José Ascensión Basaldúa trabaja en la estación de metro Cuauhtémoc. Su salón de masajes es un habitáculo rectangular que no llega a los diez metros cuadrados. Usa un bastón para caminar. Dice que distingue la luz, y que eso le da una ventaja visual –aunque elemental y sin formas– con respecto a los invidentes que lo ven todo negro.
Basaldúa nació en Guanajato, un estado del centro de México. Su madre se murió cuando él tenía ocho años y lo mandaron con sus tíos a un pueblo suburbial de las afueras de México DF. Pocas semanas después de llegar a casa de sus tíos se cayó de una escalera desde un altura de más o menos un metro y medio y se dio de cabeza contra el suelo. Dice que se dio un golpe fuerte pero no sangró por la cabeza. Por eso sus tíos no lo llevaron al hospital.
Como un mes más tarde al niño José Ascensión Basaldúa le empezó a doler la cabeza. Luego un ojo se le desvió. Sus tíos lo llevaron al hospital y el médico les dijo que no se podía hacer nada. Ya se iba a quedar ciego.
Basaldúa forma parte de una asociación cuyo nombre es tan largo que le da pereza decirlo, aunque al final lo dice. “Es la Asociación Mexicana para el Trato Humano, Material, Cultural y Social de los Ciegos Mexicanos y Débiles Visuales”. Tienen un puesto de masajes en nueve estaciones del DF. Él trabaja en uno de ellos.
Tiene cuarenta y un años y un hijo que vive con una mujer de la que está separado. Sus patillas son curiosas. Son largas, pero al principio son densas de pelo y a la mitad se vuelven como un cúmulo de alambritos enredados. Lleva una camisa de enfermero con el cuello en uve muy abierto y se ve que tiene el pecho totalmente lampiño. También los brazos. El cabello lo lleva lamido con gel hacia atrás.
José Ascensión Basaldúa se graduó en masoterapia a mediados de los noventa pero desde el noventa y siete hasta el dos mil nueve no se dedicó a dar masajes sino a vender cosas por los vagones de metro. “Vendíamos alegrías, que son cuadritos de amaranto con miel, y les pones pasas o nueces, dependiendo. También vendíamos palanquetas, que es un dulce de cacahuate con caramelo. Y plumas, y agendas, y chicles”. Hace cuatro años, dentro de un “programa de reordenamiento de vagoneros”, pasó a la masoterapia.

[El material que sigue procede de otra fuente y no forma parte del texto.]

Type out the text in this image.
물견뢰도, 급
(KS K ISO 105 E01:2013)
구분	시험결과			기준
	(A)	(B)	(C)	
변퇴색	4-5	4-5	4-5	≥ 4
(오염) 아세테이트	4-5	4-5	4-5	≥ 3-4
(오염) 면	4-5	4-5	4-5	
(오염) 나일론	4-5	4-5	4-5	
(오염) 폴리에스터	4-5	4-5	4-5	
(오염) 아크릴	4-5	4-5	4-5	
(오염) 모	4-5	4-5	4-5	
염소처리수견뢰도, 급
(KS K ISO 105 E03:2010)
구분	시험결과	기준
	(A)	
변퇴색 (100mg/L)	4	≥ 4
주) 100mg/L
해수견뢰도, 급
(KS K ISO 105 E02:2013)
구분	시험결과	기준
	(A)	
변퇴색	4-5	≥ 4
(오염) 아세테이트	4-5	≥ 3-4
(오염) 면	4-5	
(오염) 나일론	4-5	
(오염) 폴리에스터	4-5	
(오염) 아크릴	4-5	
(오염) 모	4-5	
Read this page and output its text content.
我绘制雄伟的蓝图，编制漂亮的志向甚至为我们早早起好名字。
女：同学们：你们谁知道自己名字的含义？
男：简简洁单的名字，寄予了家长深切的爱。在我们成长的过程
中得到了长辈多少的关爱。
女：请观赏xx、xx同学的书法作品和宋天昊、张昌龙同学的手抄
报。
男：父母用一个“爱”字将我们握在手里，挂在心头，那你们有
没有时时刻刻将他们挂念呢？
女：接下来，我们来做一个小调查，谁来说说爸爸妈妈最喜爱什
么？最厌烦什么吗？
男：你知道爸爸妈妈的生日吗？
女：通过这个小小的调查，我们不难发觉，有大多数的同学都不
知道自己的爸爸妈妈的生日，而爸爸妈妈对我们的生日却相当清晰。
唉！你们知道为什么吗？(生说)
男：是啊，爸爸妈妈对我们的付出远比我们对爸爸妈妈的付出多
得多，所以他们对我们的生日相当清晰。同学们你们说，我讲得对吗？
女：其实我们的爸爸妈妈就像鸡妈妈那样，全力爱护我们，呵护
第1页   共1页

La sala de masajes no es ningún lujo. Sobre la camilla hay una sábana de tela que tiene algún resto de manchones antiguos. Basaldúa coloca una toalla de manos en el borde del agujero en el que acomodas la cara cuando te pones boca abajo. Él te ofrece un masaje de espalda por ciento veinte pesos, que son nueve dólares, o uno de piernas y espalda por doscientos. A un lado de la camilla tiene una lámpara de luz roja con la que te da calor en la espalda. Boca abajo en la camilla de Basaldúa solo se ve el suelo. Está cubierto por una lámina de plástico barata. En una esquina se ha acumulado bastante roña por el paso del tiempo.
Pero él en realidad hubiese querido ser aviador del ejército. Dice que leer cosas sobre aviadores “emociona”. Lo que ha sido es deportista. Ha llegado a hacer los cien metros en doce segundos y medio. Usain Bolt los hace en tres segundos menos, pero no es ciego, y además es jamaicano. También ha hecho salto de longitud y ha sido jugador de golbol, un tipo de fútbol para ciegos que se juega en una cancha que mide más o menos como una de baloncesto.
Una vez viajó a Madrid para competir en un campeonato de golbol contra equipos de ciegos de otros países. Dice que la selección mexicana hizo un papel lamentable. Recuerda que cuando se formó el equipo el presidente de la Federación Mexicana de Golbol estaba enfrentado con la mayoría de los caudillos estatales del golbol y por eso no seleccionaron a los mejores. “Hicieron el equipo al vapor, no fueron los meros meros”. A él le propusieron ir y a José Ascensión Basaldúa no le pareció mal que lo mandasen a España de paseo.
El masajista ciego del metro Cuauhtémoc recuerda la escultura del oso y el madroño que hay en la puerta del Sol de Madrid. Más bien dice que tiene en la memoria dos partes de la estatua. “El tronco del árbol y una pierna del oso”. También recuerda que había turistas alrededor, y que se hicieron fotos con unas chicas brasileñas.
Al final de la sesión te quita el aceite de la espalda con unas servilletas, aunque te deja medio embadurnado. El diagnóstico de José Ascensión Basaldúa es que tu espalda ha mejorado, pero cree que necesita otra sesión.